A mentally ill Oklahoma City man fatally shot his mother, dismembered her corpse and stored some of her body parts in a freezer at her home, prosecutors allege.
Police discovered the grisly scene when officers arrested Gerald David Hume last week after an 11-hour standoff.
Hume, 52, was arrested about 4:30 a.m. Wednesday when police officers forced their way into his mother's home at 11000 S Bryant Ave.
He was charged Monday in Cleveland County District Court with first-degree murder, desecration of a body and two felony counts of pointing a firearm.
The victim was identified as Janet Kay Hume, 77.
During the standoff, Gerald Hume admitted to a police negotiator that he had shot his mother in the chest, police Detective Ryan Porter reported in a court affidavit filed with the charge.
Gerald Hume was described by a relative as “a known schizophrenic” who hears voices and requires treatment, police Detective David Jacobson reported in an affidavit for a search warrant.
District Attorney Greg Mashburn confirmed some of Janet Hume's body parts and a dead house cat were found in a freezer inside the home.
Detective Porter reported in the court affidavit said the victim was found in a bedroom.
The affidavit does not describe her condition. Gerald Hume was living with his mother.
Police seized from the home a serrated kitchen knife, a reciprocating saw and a Whirlpool freezer, according to an inventory of the search.
Police also removed a pair of black safety glasses with blood on them and a trash bag with bloodstained, “cutup” women's clothing.
Hundreds of rounds of ammunition, rifles and handguns also were taken from the house, the inventory shows.
Police said a dog was taken from the house, as well. Catherine English, manager of the Oklahoma City Animal Shelter, said the dog was released to Janet Hume's relatives.
Mashburn discredited speculation that the victim's body parts had been fed to the dog.
“I haven't been told anything like that,” the prosecutor said.
Janet Hume died of multiple gunshot wounds, according to Amy Elliott, a spokeswoman for the medical examiner's office.

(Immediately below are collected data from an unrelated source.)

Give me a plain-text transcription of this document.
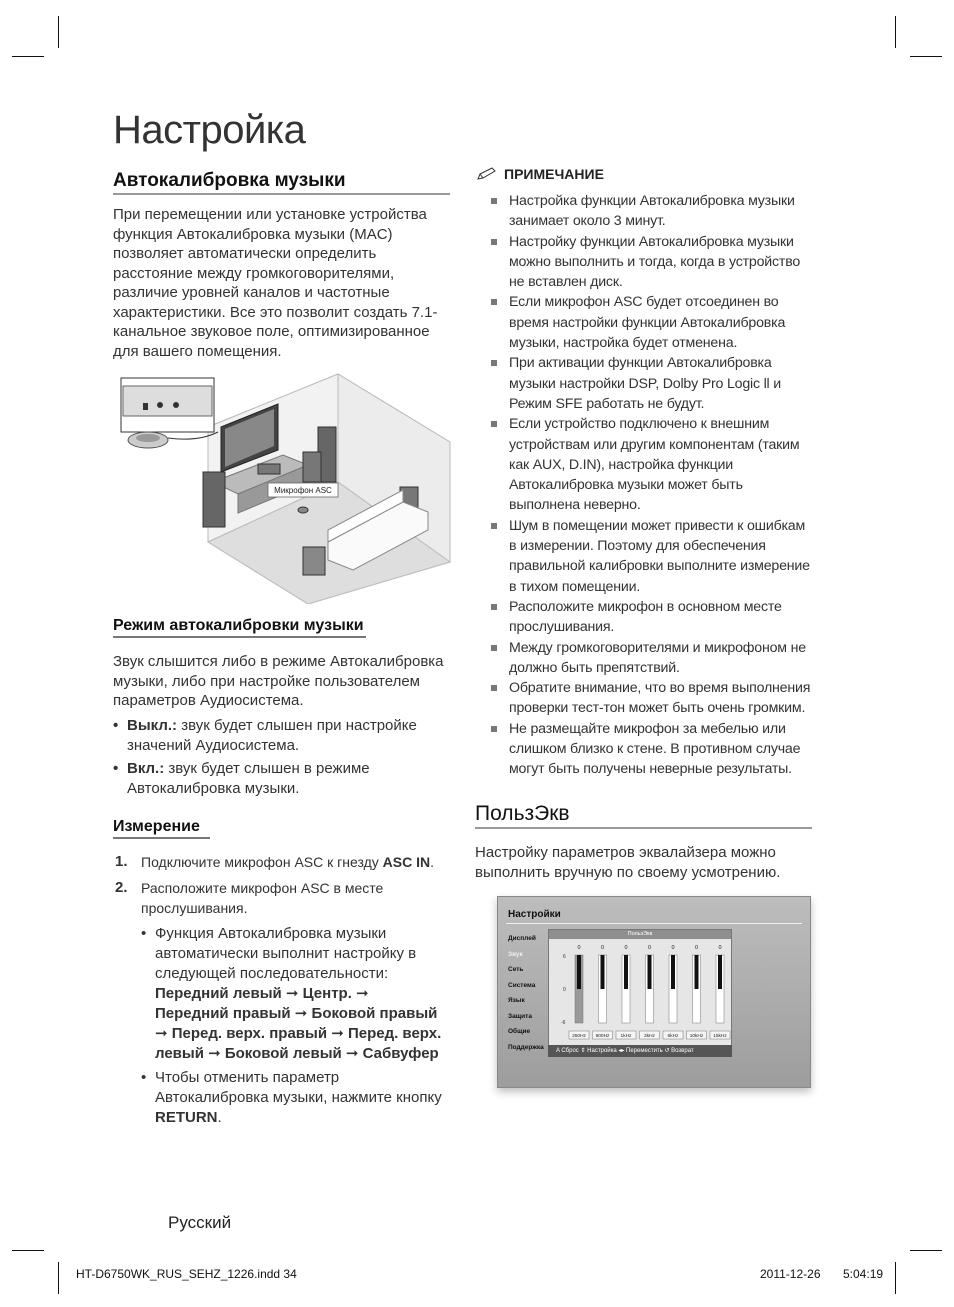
Настройка
Автокалибровка музыки

При перемещении или установке устройства функция Автокалибровка музыки (MAC) позволяет автоматически определить расстояние между громкоговорителями, различие уровней каналов и частотные характеристики. Все это позволит создать 7.1-канальное звуковое поле, оптимизированное для вашего помещения.

Микрофон ASC
Режим автокалибровки музыки

Звук слышится либо в режиме Автокалибровка музыки, либо при настройке пользователем параметров Аудиосистема.

• Выкл.: звук будет слышен при настройке значений Аудиосистема.
• Вкл.: звук будет слышен в режиме Автокалибровка музыки.
Измерение
1. Подключите микрофон ASC к гнезду ASC IN.
2. Расположите микрофон ASC в месте прослушивания.
• Функция Автокалибровка музыки автоматически выполнит настройку в следующей последовательности:
Передний левый ➞ Центр. ➞ Передний правый ➞ Боковой правый ➞ Перед. верх. правый ➞ Перед. верх. левый ➞ Боковой левый ➞ Сабвуфер
• Чтобы отменить параметр Автокалибровка музыки, нажмите кнопку RETURN.
ПРИМЕЧАНИЕ
Настройка функции Автокалибровка музыки занимает около 3 минут.
Настройку функции Автокалибровка музыки можно выполнить и тогда, когда в устройство не вставлен диск.
Если микрофон ASC будет отсоединен во время настройки функции Автокалибровка музыки, настройка будет отменена.
При активации функции Автокалибровка музыки настройки DSP, Dolby Pro Logic ll и Режим SFE работать не будут.
Если устройство подключено к внешним устройствам или другим компонентам (таким как AUX, D.IN), настройка функции Автокалибровка музыки может быть выполнена неверно.
Шум в помещении может привести к ошибкам в измерении. Поэтому для обеспечения правильной калибровки выполните измерение в тихом помещении.
Расположите микрофон в основном месте прослушивания.
Между громкоговорителями и микрофоном не должно быть препятствий.
Обратите внимание, что во время выполнения проверки тест-тон может быть очень громким.
Не размещайте микрофон за мебелью или слишком близко к стене. В противном случае могут быть получены неверные результаты.
ПользЭкв

Настройку параметров эквалайзера можно выполнить вручную по своему усмотрению.

Настройки
Дисплей
Звук
Сеть
Система
Язык
Защита
Общие
Поддержка
ПользЭкв
6
0
-6
0
250Hz
0
600Hz
0
1kHz
0
3kHz
0
6kHz
0
10kHz
0
15kHz
A Сброс ⇕ Настройка ◂▸ Переместить ↺ Возврат
Русский
HT-D6750WK_RUS_SEHZ_1226.indd 34	2011-12-26 5:04:19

The spokeswoman would not comment on the condition of the victim's body.
The murder charge filed Monday indicates she was shot sometime between Nov. 5 and Wednesday.
Police reported Janet Hume left work early Nov. 5 and never returned.
Three days later, relatives of the victim began trying to reach her by phone after they hadn't heard from her.
Police would visit Janet Hume's home several times over the next three days, at one point calling in the bomb squad to disarm a homemade explosive device in the backyard, according to court records.
During this time, Gerald Hume reportedly said his mother was on a trip or he simply refused to answer the door.
Police obtained a search warrant Nov. 13 after failing to locate Janet Hume or make contact with her son.
Gerald Hume, who was subdued using bean bag projectiles, pointed a 9 mm handgun at two police officers during his arrest, Porter reported.
Oklahoma City police dealt with Gerald Hume four separate times before last week's arrest.
Oklahoma City police Capt. Dexter Nelson said police have been called to the residence four times over the past six years, most recently in April 2011.
He said all the incidents involved “some aspect of Mr. Hume's mental health.”
In August 2009, police dealt with Gerald Hume after an incident at his mother's home.
“Gerald was involved in an incident in which he boarded up the windows of the residence, and shot at vehicles as they drove by,” Detective Jacobson wrote in the search warrant affidavit.
Nelson said police cannot release reports related to the prior incidents because they relate to Gerald Hume's mental health.
He also was arrested in 2007 on a complaint of leaving the scene of an accident, a misdemeanor.
As for how Gerald Hume was able to get his hands on so many guns, Nelson said he wasn't sure how it happened.
“That is something I don't know … but I would assume we will look into that,” he said. “But there are a lot of ways people with mental issues can get guns … there's just so many loopholes.”
A relative of the victim told police he had removed several rifles from the house because of Gerald Hume's mental condition, according to the search warrant affidavit.
Detectives reported a family friend said “Janet Hume told her that Gerald had recently bought several guns,” according to the search warrant affidavit.
Nelson said anybody — regardless of criminal history or mental stability — can purchase firearms at gun shows or from ordinary “citizens.”
“You can sell those guns to anybody you want to, as a citizen,” he said. “You have no obligation to check that person out.”
Even if Gerald Hume had attempted to buy a gun from an authorized dealer, Nelson said, he could've possibly succeeded. “The state of Oklahoma doesn't transfer information to the national mental health database … a lot of states don't,” Nelson said. “It's not regulated that they do it.”